VENCE: THE CHURCH AND COURT OF BISHOP’S PALACE.

IX
VENCE, THE TOWN

ON the bend of a pleasant road some thirteen miles from Nice stands Vence, 1,065 feet above the level of the Mediterranean. It is a little place of about three thousand inhabitants, on the crown of a hill in a land of hills. Behind it rise precipitous heights which shield it from the north, while in front of it is an undulating country of pine wood and dale that rolls lazily to the sea. Vence consists of two parts, the old town and the new. The old town is a mere appendage to the new, and may be compared to an ancient reliquary attached to a gaudy piece of electro-plate in the modern taste.
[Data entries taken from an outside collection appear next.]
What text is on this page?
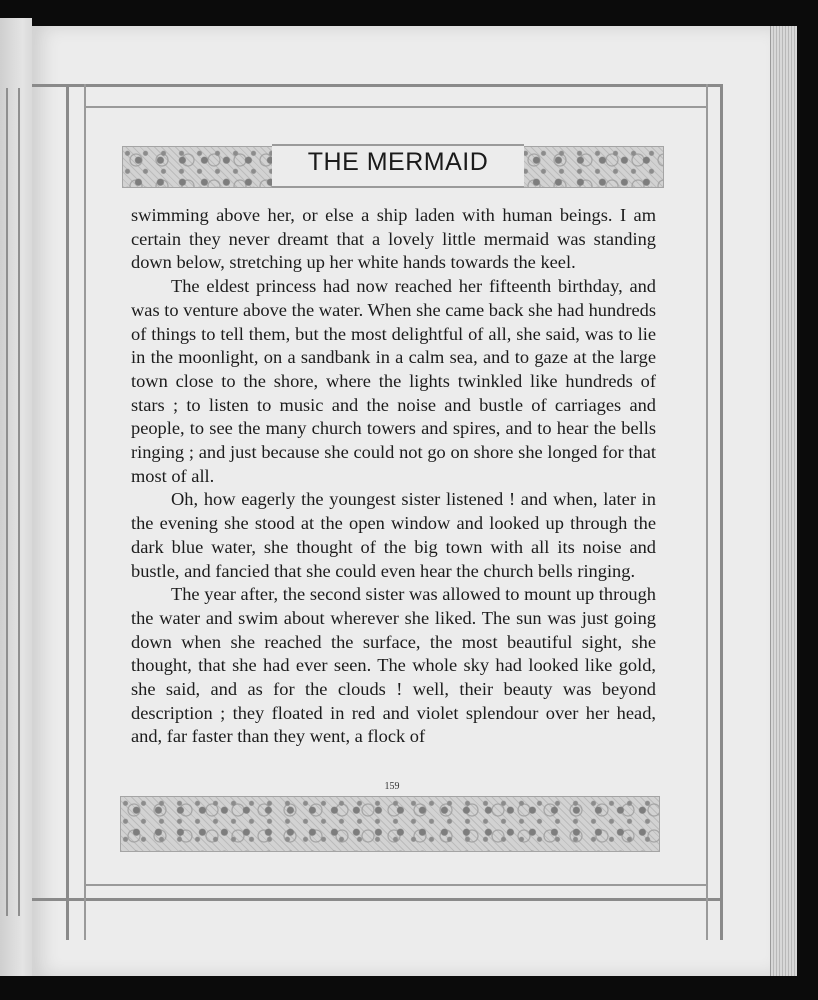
THE MERMAID

swimming above her, or else a ship laden with human beings. I am certain they never dreamt that a lovely little mermaid was standing down below, stretching up her white hands towards the keel.

The eldest princess had now reached her fifteenth birthday, and was to venture above the water. When she came back she had hundreds of things to tell them, but the most delightful of all, she said, was to lie in the moonlight, on a sandbank in a calm sea, and to gaze at the large town close to the shore, where the lights twinkled like hundreds of stars ; to listen to music and the noise and bustle of carriages and people, to see the many church towers and spires, and to hear the bells ringing ; and just because she could not go on shore she longed for that most of all.

Oh, how eagerly the youngest sister listened ! and when, later in the evening she stood at the open window and looked up through the dark blue water, she thought of the big town with all its noise and bustle, and fancied that she could even hear the church bells ringing.

The year after, the second sister was allowed to mount up through the water and swim about wherever she liked. The sun was just going down when she reached the surface, the most beautiful sight, she thought, that she had ever seen. The whole sky had looked like gold, she said, and as for the clouds ! well, their beauty was beyond description ; they floated in red and violet splendour over her head, and, far faster than they went, a flock of

159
The old town was entirely surrounded by ramparts built in the thirteenth and fourteenth centuries. On the summit of these was a broad way, where the defenders mustered when the town was attacked. Upon the northern front a considerable portion of the ancient ramparts still exists, while the terrace that capped them has become a modest promenade. Within and above the ramparts rose the town, like a castle of stone elliptical in shape. To the outer world it presented only a lofty and continuous wall, entered by certain gates, and strengthened here and there by towers. The wall represented the backs of the outer houses welded together in one unbroken barrier. The fronts of these houses looked into narrow streets, but the outer wall was blank and blind, being pierced only by a few small windows, high above the reach of attack, and by long, narrow, vertical slits as the ground was neared.

These ancient windows and these slits in the wall are still to be seen, but the enceinte has been broken in many places by casual windows of recent date and even by doors. Still, the walls of Vence—as viewed from the north of the town—have an aspect which has altered but little during the last four hundred years. They have aged, of course, but the gates are there and the towers still stand.

It is on the southern side of Vence that the hand of the town-improver has fallen most heavily, but even here the ruin wrought by “reconstruction” has not obliterated the ancient landmarks. The Boulevard Marcelin-Maurel, where the tramways run, follows the course of the southern ramparts. The wall on this side has been battered in to provide up-to-date houses and up-to-date shops, but yet the line of the old enceinte remains unshaken, for the hustling, irreverent tram is compelled to humbly follow the curve of the town wall as laid down six centuries ago.